Bjorklund wants parents to know that letting kids participate in unsupervised play and activities isn’t an all- or-nothing thing in which you either keep a tight grip on your child or leave them free to roam the neighborhood. “You have to be reasonable about these things and make a reasonable, active assessment of dangers that are around the neighborhood," he says. "Look for opportunities to increase children’s autonomy and start in small bits that you feel comfortable with and try to find like-minded people in your neighborhood or town that you can share these things with."

Parents can also use national resources like those provided by Let Grow to advocate for childhood independence within their communities, school curriculums and state legislatures.
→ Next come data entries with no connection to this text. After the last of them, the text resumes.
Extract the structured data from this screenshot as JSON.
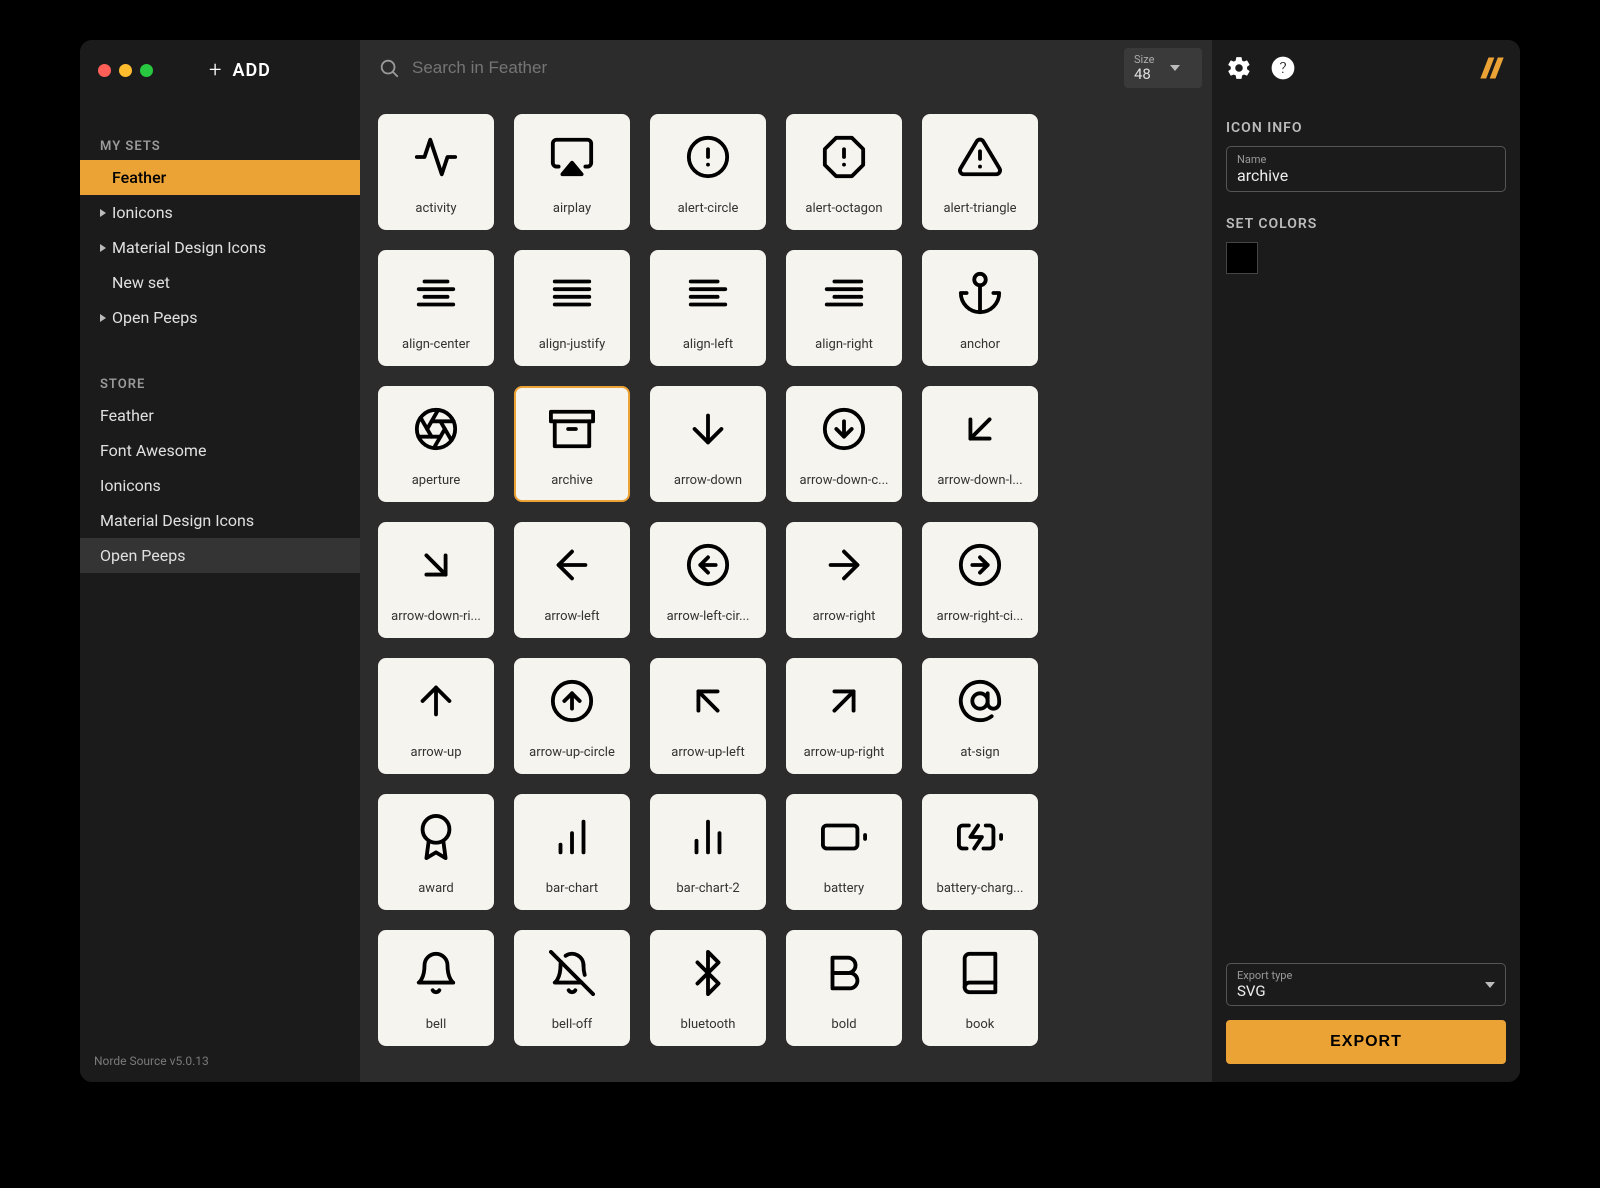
{
  "header": {
    "add_label": "ADD",
    "search_placeholder": "Search in Feather",
    "size_label": "Size",
    "size_value": "48"
  },
  "sidebar": {
    "my_sets_heading": "MY SETS",
    "store_heading": "STORE",
    "my_sets": [
      {
        "label": "Feather",
        "expandable": false,
        "active": true
      },
      {
        "label": "Ionicons",
        "expandable": true
      },
      {
        "label": "Material Design Icons",
        "expandable": true
      },
      {
        "label": "New set",
        "expandable": false
      },
      {
        "label": "Open Peeps",
        "expandable": true
      }
    ],
    "store": [
      {
        "label": "Feather"
      },
      {
        "label": "Font Awesome"
      },
      {
        "label": "Ionicons"
      },
      {
        "label": "Material Design Icons"
      },
      {
        "label": "Open Peeps",
        "hover": true
      }
    ],
    "version": "Norde Source v5.0.13"
  },
  "icons": [
    "activity",
    "airplay",
    "alert-circle",
    "alert-octagon",
    "alert-triangle",
    "align-center",
    "align-justify",
    "align-left",
    "align-right",
    "anchor",
    "aperture",
    "archive",
    "arrow-down",
    "arrow-down-circle",
    "arrow-down-left",
    "arrow-down-right",
    "arrow-left",
    "arrow-left-circle",
    "arrow-right",
    "arrow-right-circle",
    "arrow-up",
    "arrow-up-circle",
    "arrow-up-left",
    "arrow-up-right",
    "at-sign",
    "award",
    "bar-chart",
    "bar-chart-2",
    "battery",
    "battery-charging",
    "bell",
    "bell-off",
    "bluetooth",
    "bold",
    "book"
  ],
  "selected_icon": "archive",
  "icon_display_names": {
    "arrow-down-circle": "arrow-down-c...",
    "arrow-down-left": "arrow-down-l...",
    "arrow-down-right": "arrow-down-ri...",
    "arrow-left-circle": "arrow-left-cir...",
    "arrow-right-circle": "arrow-right-ci...",
    "battery-charging": "battery-charg..."
  },
  "right": {
    "info_heading": "ICON INFO",
    "name_label": "Name",
    "name_value": "archive",
    "colors_heading": "SET COLORS",
    "color": "#000000",
    "export_type_label": "Export type",
    "export_type_value": "SVG",
    "export_button": "EXPORT"
  }
}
Since 2018, eight states have passed “Reasonable Childhood Independence" laws to ensure that parents can give their kids opportunities to be independent when they think their children are ready.

“There’s a belief that only constant adult surveillance is OK and anything else puts kids in danger, but there’s another danger: the danger of constant surveillance, of constant adult assistance, of constant teachable moments," says Skenazy. "That danger is that kids are in the passenger seat of their own lives."